2. Sugata Mitra: The child-driven education
“Children will learn to do what they want to learn to do.”
Sugata Mitra explains his “Hole in the Wall” project, the results of which demonstrated that in an environment that stimulates curiosity, children will learn effectively through self-instruction and peer-shared knowledge. Mitra and his students achieved some amazing things by connecting with each other and with teachers and learners across the globe. He proposes a self-organising system of learning – one in which the system structure appears without explicit intervention from outside the system (i.e., teacher acts as a ‘guide on the side’ not a ‘sage on the stage’, allowing students to construct and own the learning).

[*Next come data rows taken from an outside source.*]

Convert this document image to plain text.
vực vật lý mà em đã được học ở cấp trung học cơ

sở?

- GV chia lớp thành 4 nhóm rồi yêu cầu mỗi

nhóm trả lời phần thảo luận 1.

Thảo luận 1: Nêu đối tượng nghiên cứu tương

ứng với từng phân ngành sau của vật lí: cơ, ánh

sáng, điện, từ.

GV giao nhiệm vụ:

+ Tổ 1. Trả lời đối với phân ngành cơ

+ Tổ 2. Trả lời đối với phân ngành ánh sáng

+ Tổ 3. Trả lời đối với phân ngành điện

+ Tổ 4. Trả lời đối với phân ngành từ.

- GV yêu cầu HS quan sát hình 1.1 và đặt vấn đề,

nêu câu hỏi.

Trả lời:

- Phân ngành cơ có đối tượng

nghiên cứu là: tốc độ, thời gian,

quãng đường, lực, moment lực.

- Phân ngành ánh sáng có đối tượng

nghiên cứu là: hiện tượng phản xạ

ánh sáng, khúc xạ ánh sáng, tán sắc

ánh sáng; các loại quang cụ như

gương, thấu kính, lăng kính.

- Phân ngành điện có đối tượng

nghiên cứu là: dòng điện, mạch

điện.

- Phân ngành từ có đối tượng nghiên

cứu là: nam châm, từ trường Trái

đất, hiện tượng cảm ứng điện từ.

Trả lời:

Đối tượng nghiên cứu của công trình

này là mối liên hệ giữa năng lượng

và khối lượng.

Constructivist theories allow students to engage in authentic and meaningful learning, as demonstrated in exceptional ways by Sethi and Mitra. It is not necessarily about the teacher simply standing off to the side and giving learners absolute free range, but it does redefine the roles and responsibilities of teachers and students. What I am now interested in exploring is how social media and other networks can contribute to this learning to create a form of constructivism that is even more “connected” than ever before. One that helps students to be the “owners” of their own learning and to engage with and implement solutions for real-world problems, thereby empowering them to be the leaders of the future.